To apply my new philosophy and experience to adolescents and Media Arts, I still
maintain the importance of helping students enjoy and explore the creative process and
experience that is Media Arts. However, in the case of Media Arts I believe the teachers role is
much more removed. As adolescents change from generation to generation they are becoming
more involved with media and its applications than any teacher, school board or community will
be able to keep track of.
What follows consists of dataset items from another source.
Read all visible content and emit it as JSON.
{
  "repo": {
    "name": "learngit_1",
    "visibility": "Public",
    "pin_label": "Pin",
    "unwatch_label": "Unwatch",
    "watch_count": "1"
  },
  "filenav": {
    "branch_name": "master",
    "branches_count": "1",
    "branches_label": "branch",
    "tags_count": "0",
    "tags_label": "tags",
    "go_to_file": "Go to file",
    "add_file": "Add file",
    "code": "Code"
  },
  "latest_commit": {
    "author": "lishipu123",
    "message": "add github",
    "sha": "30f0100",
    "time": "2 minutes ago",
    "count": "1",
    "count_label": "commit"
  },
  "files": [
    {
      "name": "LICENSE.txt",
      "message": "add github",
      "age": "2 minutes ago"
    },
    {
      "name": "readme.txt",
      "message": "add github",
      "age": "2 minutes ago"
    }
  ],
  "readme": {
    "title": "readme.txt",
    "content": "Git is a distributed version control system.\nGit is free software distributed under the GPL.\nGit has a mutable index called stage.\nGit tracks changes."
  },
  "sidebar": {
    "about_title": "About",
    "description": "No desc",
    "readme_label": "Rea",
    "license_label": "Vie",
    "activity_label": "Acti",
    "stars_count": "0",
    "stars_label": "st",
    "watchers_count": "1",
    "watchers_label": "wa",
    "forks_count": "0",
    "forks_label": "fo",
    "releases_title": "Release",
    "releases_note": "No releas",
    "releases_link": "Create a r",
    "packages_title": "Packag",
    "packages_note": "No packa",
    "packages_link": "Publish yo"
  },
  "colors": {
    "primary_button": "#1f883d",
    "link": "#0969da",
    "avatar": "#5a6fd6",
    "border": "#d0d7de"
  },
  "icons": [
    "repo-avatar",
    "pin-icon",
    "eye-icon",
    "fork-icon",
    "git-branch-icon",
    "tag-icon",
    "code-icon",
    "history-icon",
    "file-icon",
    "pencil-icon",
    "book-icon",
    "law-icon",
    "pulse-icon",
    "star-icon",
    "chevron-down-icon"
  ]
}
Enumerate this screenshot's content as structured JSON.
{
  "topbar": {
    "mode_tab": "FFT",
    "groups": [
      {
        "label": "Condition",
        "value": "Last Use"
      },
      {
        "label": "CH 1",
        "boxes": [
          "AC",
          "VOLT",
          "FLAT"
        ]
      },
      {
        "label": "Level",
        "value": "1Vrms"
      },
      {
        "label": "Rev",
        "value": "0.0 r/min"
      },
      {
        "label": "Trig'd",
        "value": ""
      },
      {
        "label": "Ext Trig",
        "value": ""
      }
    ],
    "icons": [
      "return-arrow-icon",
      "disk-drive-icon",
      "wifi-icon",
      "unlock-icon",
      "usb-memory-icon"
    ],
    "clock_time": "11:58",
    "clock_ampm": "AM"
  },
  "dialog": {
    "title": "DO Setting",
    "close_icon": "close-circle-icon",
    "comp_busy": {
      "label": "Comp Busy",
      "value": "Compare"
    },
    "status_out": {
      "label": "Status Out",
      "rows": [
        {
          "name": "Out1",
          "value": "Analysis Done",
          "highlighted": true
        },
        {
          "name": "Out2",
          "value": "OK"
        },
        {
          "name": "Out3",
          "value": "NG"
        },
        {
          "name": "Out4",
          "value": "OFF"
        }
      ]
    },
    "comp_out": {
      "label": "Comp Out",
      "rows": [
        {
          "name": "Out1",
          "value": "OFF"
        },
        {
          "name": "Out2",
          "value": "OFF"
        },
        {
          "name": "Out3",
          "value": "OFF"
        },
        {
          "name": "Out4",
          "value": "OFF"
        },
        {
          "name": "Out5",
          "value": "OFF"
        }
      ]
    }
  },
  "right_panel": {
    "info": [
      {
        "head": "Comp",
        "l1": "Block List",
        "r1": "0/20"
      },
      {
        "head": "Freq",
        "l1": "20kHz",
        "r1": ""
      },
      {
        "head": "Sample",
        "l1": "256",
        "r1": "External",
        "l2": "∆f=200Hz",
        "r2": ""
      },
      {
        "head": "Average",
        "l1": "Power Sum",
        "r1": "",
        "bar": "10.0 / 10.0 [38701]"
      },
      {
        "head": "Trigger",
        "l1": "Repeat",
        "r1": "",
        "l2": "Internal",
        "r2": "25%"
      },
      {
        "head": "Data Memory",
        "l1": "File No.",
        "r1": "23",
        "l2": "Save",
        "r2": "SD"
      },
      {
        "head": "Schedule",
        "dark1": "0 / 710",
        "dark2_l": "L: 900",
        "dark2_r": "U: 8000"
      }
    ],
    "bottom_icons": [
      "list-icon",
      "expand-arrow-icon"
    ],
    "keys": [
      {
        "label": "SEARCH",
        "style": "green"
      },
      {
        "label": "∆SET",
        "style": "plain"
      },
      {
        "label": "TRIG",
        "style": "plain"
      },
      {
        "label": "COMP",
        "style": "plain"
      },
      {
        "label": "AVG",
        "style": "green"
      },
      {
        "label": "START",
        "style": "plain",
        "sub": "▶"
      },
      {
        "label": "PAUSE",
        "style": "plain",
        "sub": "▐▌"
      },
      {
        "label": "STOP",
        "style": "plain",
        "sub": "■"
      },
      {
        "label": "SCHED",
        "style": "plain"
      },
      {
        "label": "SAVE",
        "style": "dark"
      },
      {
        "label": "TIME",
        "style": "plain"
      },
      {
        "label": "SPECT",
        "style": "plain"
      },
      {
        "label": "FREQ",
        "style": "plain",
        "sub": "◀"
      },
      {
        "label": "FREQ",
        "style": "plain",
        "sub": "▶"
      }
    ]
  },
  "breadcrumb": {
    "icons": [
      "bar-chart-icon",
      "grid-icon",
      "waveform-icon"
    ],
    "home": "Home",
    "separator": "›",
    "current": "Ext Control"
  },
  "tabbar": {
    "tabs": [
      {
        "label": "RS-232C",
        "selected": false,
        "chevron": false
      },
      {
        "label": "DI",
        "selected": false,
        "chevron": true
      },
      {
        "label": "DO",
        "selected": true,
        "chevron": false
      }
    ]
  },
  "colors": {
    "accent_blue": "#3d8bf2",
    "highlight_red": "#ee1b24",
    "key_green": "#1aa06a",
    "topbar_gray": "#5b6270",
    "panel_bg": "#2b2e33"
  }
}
Students will become the experts at understanding the techniques and
skills needed to manipulate mediums to their use, whereas teachers will become much more of
the facilitator, challenging students to push past the techniques and take their creative process
to new levels like trying to create ones own media application. With this in mind, I think the
teachers role will particularly focus on teaching the skills of critical thinking and analyzing how
different Medias can be used to communicate ideas. The importance of analyzing personal,
cultural and historical context will become a higher expectation. It is important to foster these
critical thinking skills as adolescents are becoming a target demographic for marketing and
sources of information. This fostering of analysis and critical thinking will than allow students to
transcend this knowledge into multiple facets of their life, encouraging a thirst for knowledge
for knowledge sakes.
So to make a long story short, what does it mean to be a teacher of adolescents in the
media arts? It means you have to be conscious that your students will have a growing
understanding of the medium as technology continues to become a resource to our daily lives.
Resulting in the importance that critical thinking and analysis will be in order for adolescents to
have the tools to research and understand information and images in a formative way. All while
maintaining a safe and caring environment for growth and exploration with less focus on the
end product and more focus on the journey getting there.